Multivariate subexponentiality and interplay of insurance and financial risks in a renwal risk model (2510.17377v1)

Abstract: In this paper we consider a multivariate risk model with common renewal process, while the logarithmic returns of the insurers investment portfolio, are described by a Levy process. In the two main results are established an asymptotic expression for the entrance probability of the discounted aggregate claims in some rare sets x A. This asymptotic expression highlights the multivariate linear single big jump principle in asymptotic behavior of these probabilities. In the first result, we are restricted in the case where the insurer makes risk free investments, and hence we consider a non-negative Levy process. We assume that the claim vectors follow a distribution from a class, introduced here, and represents a negligibly smaller subclass of multivariate subexponential distributions, since the additional requirement for positive lower Karamata index, looks as a mild condition. Further, we consider that the insurance and financial risks, satisfy a weak dependence structure. In the second result, we allow arbitrarily dependence between the two risks, and we assume that the distribution of their product, at each renewal epoch, belongs to the intersection of the class of multivariate subexponential positively decreasing distributions with multivariate dominatedly varying distributions.
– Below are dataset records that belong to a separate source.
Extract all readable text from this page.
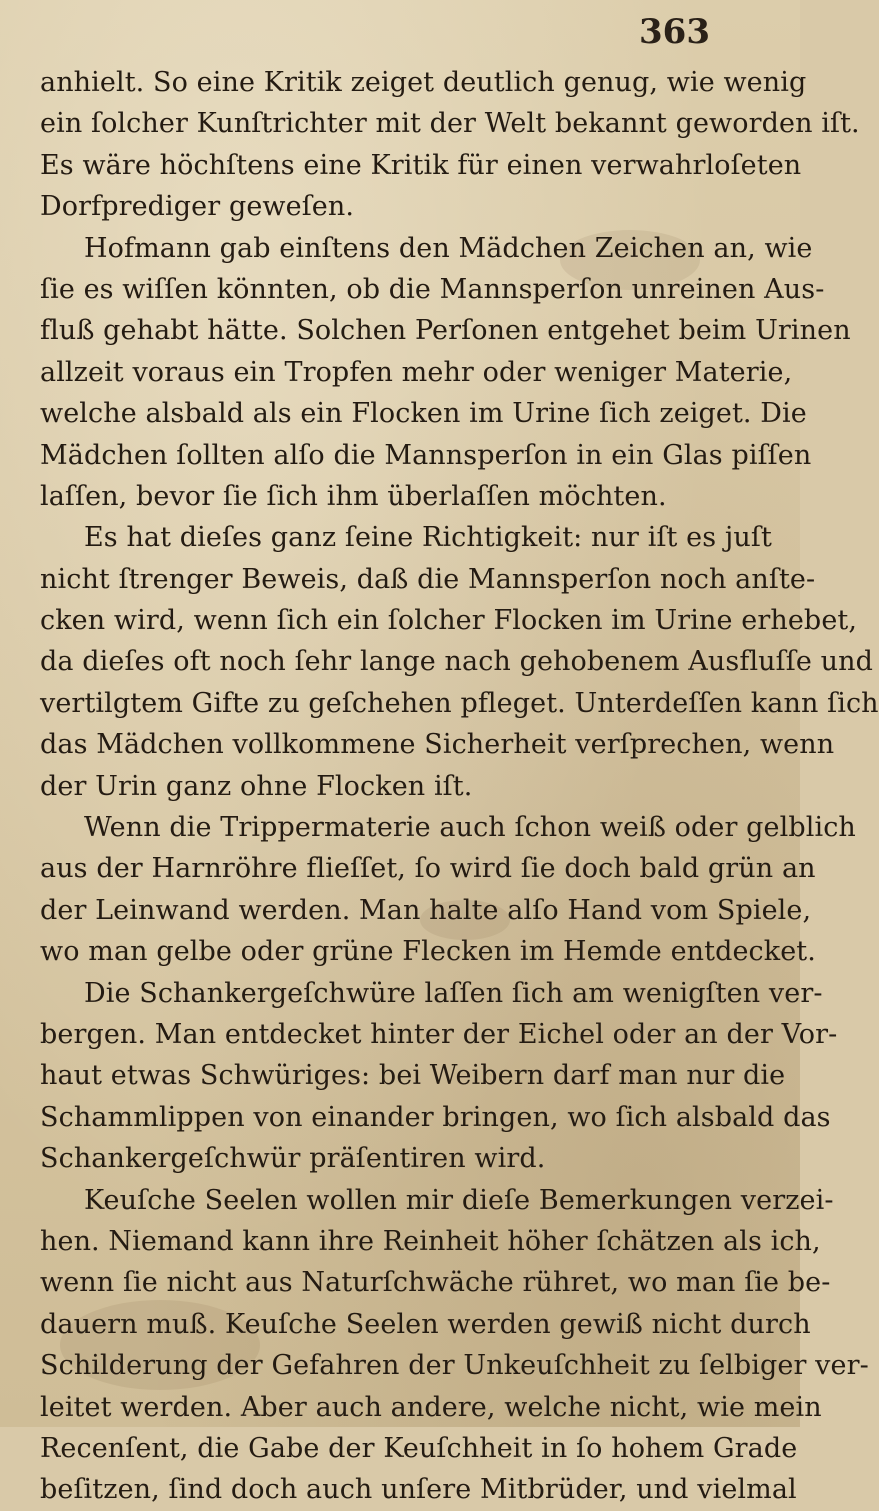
363
anhielt. So eine Kritik zeiget deutlich genug, wie wenig
ein ſolcher Kunſtrichter mit der Welt bekannt geworden iſt.
Es wäre höchſtens eine Kritik für einen verwahrloſeten
Dorfprediger geweſen.
Hofmann gab einſtens den Mädchen Zeichen an, wie
ſie es wiſſen könnten, ob die Mannsperſon unreinen Aus-
fluß gehabt hätte. Solchen Perſonen entgehet beim Urinen
allzeit voraus ein Tropfen mehr oder weniger Materie,
welche alsbald als ein Flocken im Urine ſich zeiget. Die
Mädchen ſollten alſo die Mannsperſon in ein Glas piſſen
laſſen, bevor ſie ſich ihm überlaſſen möchten.
Es hat dieſes ganz ſeine Richtigkeit: nur iſt es juſt
nicht ſtrenger Beweis, daß die Mannsperſon noch anſte-
cken wird, wenn ſich ein ſolcher Flocken im Urine erhebet,
da dieſes oft noch ſehr lange nach gehobenem Ausfluſſe und
vertilgtem Gifte zu geſchehen pfleget. Unterdeſſen kann ſich
das Mädchen vollkommene Sicherheit verſprechen, wenn
der Urin ganz ohne Flocken iſt.
Wenn die Trippermaterie auch ſchon weiß oder gelblich
aus der Harnröhre flieſſet, ſo wird ſie doch bald grün an
der Leinwand werden. Man halte alſo Hand vom Spiele,
wo man gelbe oder grüne Flecken im Hemde entdecket.
Die Schankergeſchwüre laſſen ſich am wenigſten ver-
bergen. Man entdecket hinter der Eichel oder an der Vor-
haut etwas Schwüriges: bei Weibern darf man nur die
Schammlippen von einander bringen, wo ſich alsbald das
Schankergeſchwür präſentiren wird.
Keuſche Seelen wollen mir dieſe Bemerkungen verzei-
hen. Niemand kann ihre Reinheit höher ſchätzen als ich,
wenn ſie nicht aus Naturſchwäche rühret, wo man ſie be-
dauern muß. Keuſche Seelen werden gewiß nicht durch
Schilderung der Gefahren der Unkeuſchheit zu ſelbiger ver-
leitet werden. Aber auch andere, welche nicht, wie mein
Recenſent, die Gabe der Keuſchheit in ſo hohem Grade
beſitzen, ſind doch auch unſere Mitbrüder, und vielmal
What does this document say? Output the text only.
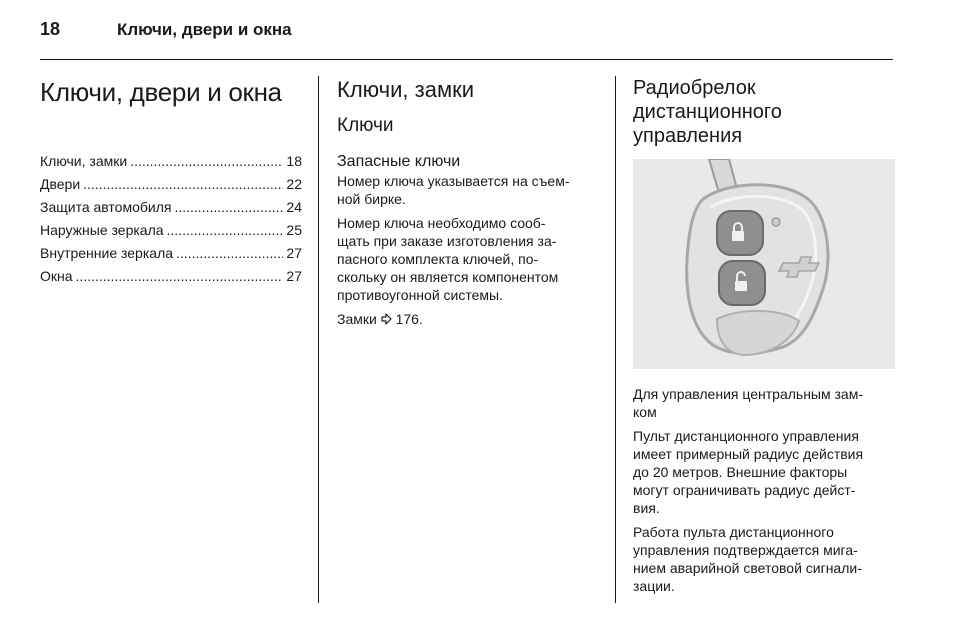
18	Ключи, двери и окна
Ключи, двери и окна
Ключи, замки .....	18
Двери .....	22
Защита автомобиля .....	24
Наружные зеркала .....	25
Внутренние зеркала .....	27
Окна .....	27
Ключи, замки
Ключи
Запасные ключи

Номер ключа указывается на съем-
ной бирке.

Номер ключа необходимо сооб-
щать при заказе изготовления за-
пасного комплекта ключей, по-
скольку он является компонентом
противоугонной системы.

Замки 176.

Радиобрелок
дистанционного
управления

Для управления центральным зам-
ком

Пульт дистанционного управления
имеет примерный радиус действия
до 20 метров. Внешние факторы
могут ограничивать радиус дейст-
вия.

Работа пульта дистанционного
управления подтверждается мига-
нием аварийной световой сигнали-
зации.
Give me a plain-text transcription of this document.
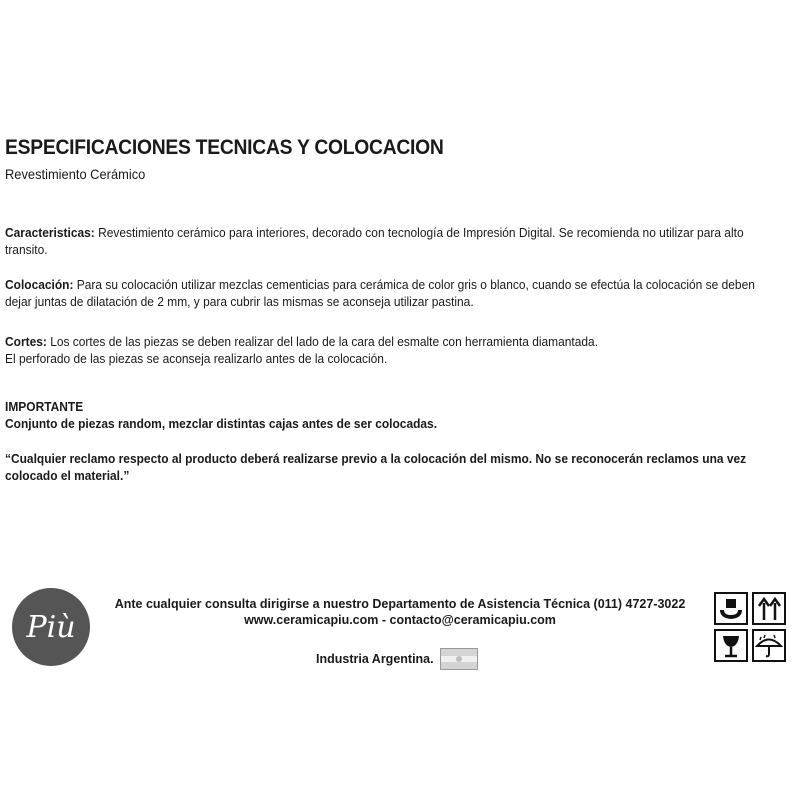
ESPECIFICACIONES TECNICAS Y COLOCACION
Revestimiento Cerámico
Caracteristicas: Revestimiento cerámico para interiores, decorado con tecnología de Impresión Digital. Se recomienda no utilizar para alto transito.
Colocación: Para su colocación utilizar mezclas cementicias para cerámica de color gris o blanco, cuando se efectúa la colocación se deben dejar juntas de dilatación de 2 mm, y para cubrir las mismas se aconseja utilizar pastina.
Cortes: Los cortes de las piezas se deben realizar del lado de la cara del esmalte con herramienta diamantada.
El perforado de las piezas se aconseja realizarlo antes de la colocación.
IMPORTANTE
Conjunto de piezas random, mezclar distintas cajas antes de ser colocadas.
“Cualquier reclamo respecto al producto deberá realizarse previo a la colocación del mismo. No se reconocerán reclamos una vez colocado el material.”
Più
Ante cualquier consulta dirigirse a nuestro Departamento de Asistencia Técnica (011) 4727-3022
www.ceramicapiu.com - contacto@ceramicapiu.com
Industria Argentina.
In this theorem we also permit risky investment, putting a condition to Laplace exponent of the Levy process. We also note that even in the special one-dimensional subcase the main results are new. Furthermore, we present two examples, where we demand only conditions for the marginal distributions of both risks and their dependence structure. Both examples, under the restriction on multivariate regularly varying distributions provide more explicit and elegant relations in relation with that established in the main results.